My advice is aimed equally at women and men: if you notice that you have affinity for leadership – you can usually tell early on in childhood or adolescence, when doing sports or club activities, for example – I recommend that everyone take on responsibility in a management position. For women, I believe it’s especially important that they don’t try to act like a “better” version of a man, but that they simply remain women. This applies to your behaviour, how you come across or how you dress. Personally, I never understood, for example, women in management positions wearing suits and disguising themselves as men.

How did you become aware that you wanted to take on managerial responsibility?

As early as high school and university, I had jobs and was given responsibility relatively quickly. I was also on the board of several clubs before my professional life. Obviously I had some managerial tendencies very early on. But I only noticed this much later than the others around me and my former bosses.

 

You are a manager in a male-dominated environment. What is that like for you?

I’ve always worked in a male-dominated environment and never found it a problem. Maybe that’s also because I never turned gender into an issue. That’s how it was for me growing up: we were two boys and two girls and we never noticed any difference. The world was equally open to all of us, and there was nothing we shouldn’t strive for. By the way, IT is not male-dominated in all areas: in less technology-oriented IT occupations, the mix is closer to 50:50.

And how do you deal with situations where you encounter problems with acceptance just because you are a woman?

In IT, we deal with specialists from all over the world and a wide variety of cultures. It’s important to be attentive and notice when difficulties arise – whether they are gender or hierarchy-related or whatever else.

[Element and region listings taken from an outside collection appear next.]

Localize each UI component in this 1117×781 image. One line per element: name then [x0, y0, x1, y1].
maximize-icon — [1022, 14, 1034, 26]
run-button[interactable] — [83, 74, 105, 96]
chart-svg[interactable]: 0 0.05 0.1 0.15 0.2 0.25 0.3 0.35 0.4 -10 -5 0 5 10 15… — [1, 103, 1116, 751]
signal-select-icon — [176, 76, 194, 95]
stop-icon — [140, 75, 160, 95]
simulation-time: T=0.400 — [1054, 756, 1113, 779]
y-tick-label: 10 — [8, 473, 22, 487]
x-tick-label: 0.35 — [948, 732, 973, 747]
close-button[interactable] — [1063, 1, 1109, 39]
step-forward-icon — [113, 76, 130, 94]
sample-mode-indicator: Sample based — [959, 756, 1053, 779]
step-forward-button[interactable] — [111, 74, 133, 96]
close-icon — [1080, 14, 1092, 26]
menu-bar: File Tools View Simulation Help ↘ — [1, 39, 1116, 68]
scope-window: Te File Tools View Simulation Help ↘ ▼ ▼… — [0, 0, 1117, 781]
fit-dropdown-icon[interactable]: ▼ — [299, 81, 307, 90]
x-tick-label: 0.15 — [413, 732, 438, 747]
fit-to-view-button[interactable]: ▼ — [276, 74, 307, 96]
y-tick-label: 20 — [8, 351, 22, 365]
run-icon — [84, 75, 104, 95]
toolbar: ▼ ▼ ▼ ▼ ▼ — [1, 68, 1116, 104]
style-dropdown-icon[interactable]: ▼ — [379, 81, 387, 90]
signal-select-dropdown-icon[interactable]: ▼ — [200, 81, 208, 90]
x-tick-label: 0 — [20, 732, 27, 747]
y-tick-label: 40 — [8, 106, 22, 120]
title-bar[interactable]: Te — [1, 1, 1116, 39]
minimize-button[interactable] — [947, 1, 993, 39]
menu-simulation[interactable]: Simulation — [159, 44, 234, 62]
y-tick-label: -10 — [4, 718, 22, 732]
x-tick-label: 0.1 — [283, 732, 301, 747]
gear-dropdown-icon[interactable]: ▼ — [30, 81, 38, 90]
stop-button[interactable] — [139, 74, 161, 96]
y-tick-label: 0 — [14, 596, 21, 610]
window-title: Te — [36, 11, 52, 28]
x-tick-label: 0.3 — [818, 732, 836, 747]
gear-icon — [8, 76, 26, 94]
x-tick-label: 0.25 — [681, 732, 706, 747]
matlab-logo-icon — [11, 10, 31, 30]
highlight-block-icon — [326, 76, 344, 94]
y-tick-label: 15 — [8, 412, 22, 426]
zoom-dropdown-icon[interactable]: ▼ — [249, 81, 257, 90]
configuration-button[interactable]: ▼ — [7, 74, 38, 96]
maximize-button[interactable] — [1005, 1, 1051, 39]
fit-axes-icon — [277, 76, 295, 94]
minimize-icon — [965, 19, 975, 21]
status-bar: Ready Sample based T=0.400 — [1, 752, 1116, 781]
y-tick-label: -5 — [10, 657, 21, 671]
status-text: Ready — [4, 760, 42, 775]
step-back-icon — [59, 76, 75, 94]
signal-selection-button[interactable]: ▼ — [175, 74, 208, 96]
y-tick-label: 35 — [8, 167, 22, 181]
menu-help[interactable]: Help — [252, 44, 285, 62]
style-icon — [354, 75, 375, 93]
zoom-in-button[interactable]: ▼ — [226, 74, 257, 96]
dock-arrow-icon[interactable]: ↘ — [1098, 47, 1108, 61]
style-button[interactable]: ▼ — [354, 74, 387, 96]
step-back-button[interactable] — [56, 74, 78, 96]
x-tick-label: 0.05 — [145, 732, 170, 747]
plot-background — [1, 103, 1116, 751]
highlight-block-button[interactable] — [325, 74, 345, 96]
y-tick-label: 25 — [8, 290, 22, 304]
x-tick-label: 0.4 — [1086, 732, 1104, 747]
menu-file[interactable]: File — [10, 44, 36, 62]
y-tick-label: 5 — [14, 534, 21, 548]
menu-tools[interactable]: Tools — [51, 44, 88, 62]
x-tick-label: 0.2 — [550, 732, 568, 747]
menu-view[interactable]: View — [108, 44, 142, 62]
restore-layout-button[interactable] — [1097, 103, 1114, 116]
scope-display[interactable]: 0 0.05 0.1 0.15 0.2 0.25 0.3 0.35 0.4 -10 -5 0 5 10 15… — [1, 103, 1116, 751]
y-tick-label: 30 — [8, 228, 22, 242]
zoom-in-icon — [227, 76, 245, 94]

I respond by addressing and clarifying them – very pragmatically.

In your opinion, how can managers contribute to promoting women to management positions?

Above all, a manager must address the fact that motherhood and a management position can be combined – whether in the form of part-time management jobs or the possibility of putting your management career on hold for a certain period of time and then resuming it. On the other hand, it is important for women to signal that they want to hold management positions and that they want to commit to it. As a manager, it is often up to me to give them that final push to apply for a management position.

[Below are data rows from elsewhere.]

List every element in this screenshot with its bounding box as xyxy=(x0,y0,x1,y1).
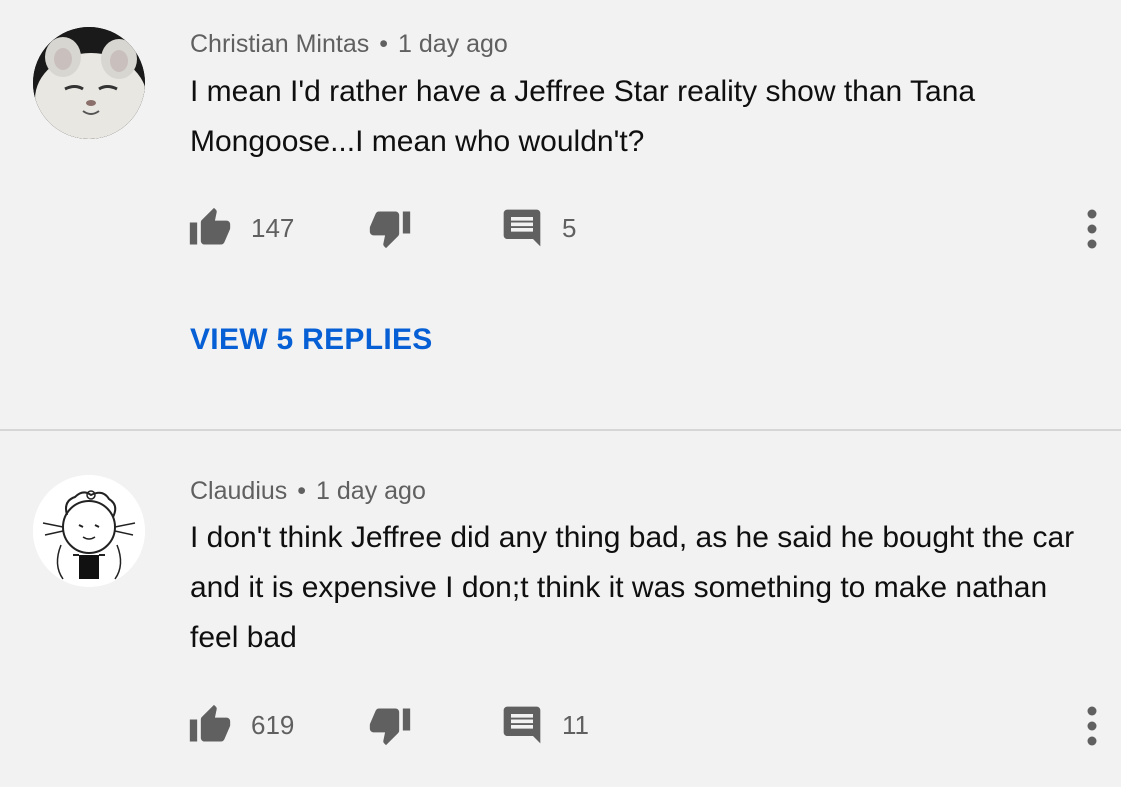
comment-thread: Claudius • 1 day ago I don't think Jeffree… xyxy=(0,431,1121,787)
thumbs-down-icon[interactable] xyxy=(368,703,412,747)
reply-count: 11 xyxy=(562,710,589,740)
like-count: 147 xyxy=(251,213,295,243)
comment-meta: Christian Mintas • 1 day ago xyxy=(190,30,508,59)
thumbs-up-icon[interactable] xyxy=(188,703,232,747)
timestamp[interactable]: 1 day ago xyxy=(316,477,426,505)
like-count: 619 xyxy=(251,710,295,740)
more-vertical-icon[interactable] xyxy=(1078,206,1106,252)
author-name[interactable]: Claudius xyxy=(190,477,287,505)
more-vertical-icon[interactable] xyxy=(1078,703,1106,749)
reply-count: 5 xyxy=(562,213,577,243)
comment-text: I don't think Jeffree did any thing bad,… xyxy=(190,521,1075,654)
thumbs-up-icon[interactable] xyxy=(188,206,232,250)
comment-icon[interactable] xyxy=(500,703,544,747)
comment-actions: 619 11 xyxy=(0,700,1121,750)
drawing-avatar-image xyxy=(33,475,145,587)
comment-meta: Claudius • 1 day ago xyxy=(190,477,426,506)
view-replies-button[interactable]: VIEW 5 REPLIES xyxy=(190,323,433,357)
separator-dot: • xyxy=(379,30,388,58)
timestamp[interactable]: 1 day ago xyxy=(398,30,508,58)
cat-avatar-image xyxy=(33,27,145,139)
separator-dot: • xyxy=(297,477,307,505)
comment-icon[interactable] xyxy=(500,206,544,250)
author-name[interactable]: Christian Mintas xyxy=(190,30,369,58)
comment-text: I mean I'd rather have a Jeffree Star re… xyxy=(190,75,976,158)
comment-actions: 147 5 xyxy=(0,203,1121,253)
comment-thread: Christian Mintas • 1 day ago I mean I'd ra… xyxy=(0,0,1121,429)
avatar[interactable] xyxy=(33,27,145,139)
avatar[interactable] xyxy=(33,475,145,587)
thumbs-down-icon[interactable] xyxy=(368,206,412,250)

How do you deal with setbacks in your day-to-day work?

I find out whether something was just bad luck or whether and what I could have done better. But I don’t spend too much time obsessing about what happened. That’s a waste of energy. Instead, I concentrate on the next steps. I also do this when I fail to push through an idea. Then I have to ask myself: was I too hasty? Was I wrong? Did I steamroll somebody with my idea? Or was it just not ready or right? Were there too many other factors? Or was it the right idea but at the wrong time? In summary, I analyse, organize and move forward.

Is the way you do things learned or an innate ability?

A lot of it is learned. For example, nowadays hardly anyone believes that I rarely used to communicate in large groups and was rather shy. You can learn a lot and find great enjoyment, particularly from the things you have worked hard to overcome. However, what I do have – whether it is innate or learned from my parents – is my basic confidence that things will turn out well. This is a great gift and one of my strengths.

One more question about the next generation of IT professionals: the proportion of men is still significantly higher in technical IT professions. Shouldn’t more be done to steer girl’s preferences in a more technical direction?

If we want to intervene, it has to be at the lower grade levels. Although I’m not sure this is a task for our educational institutions. When I look back on my own path, my initial impetus came from my home life: my father and brother are electrical engineers, and I was drawn to that sector too. To me, the most important thing seems to be an education that emphasizes that there is no disadvantage to being a woman or a man.

About

Barbara Marti is Head of Payment Solutions IT Services at PostFinance.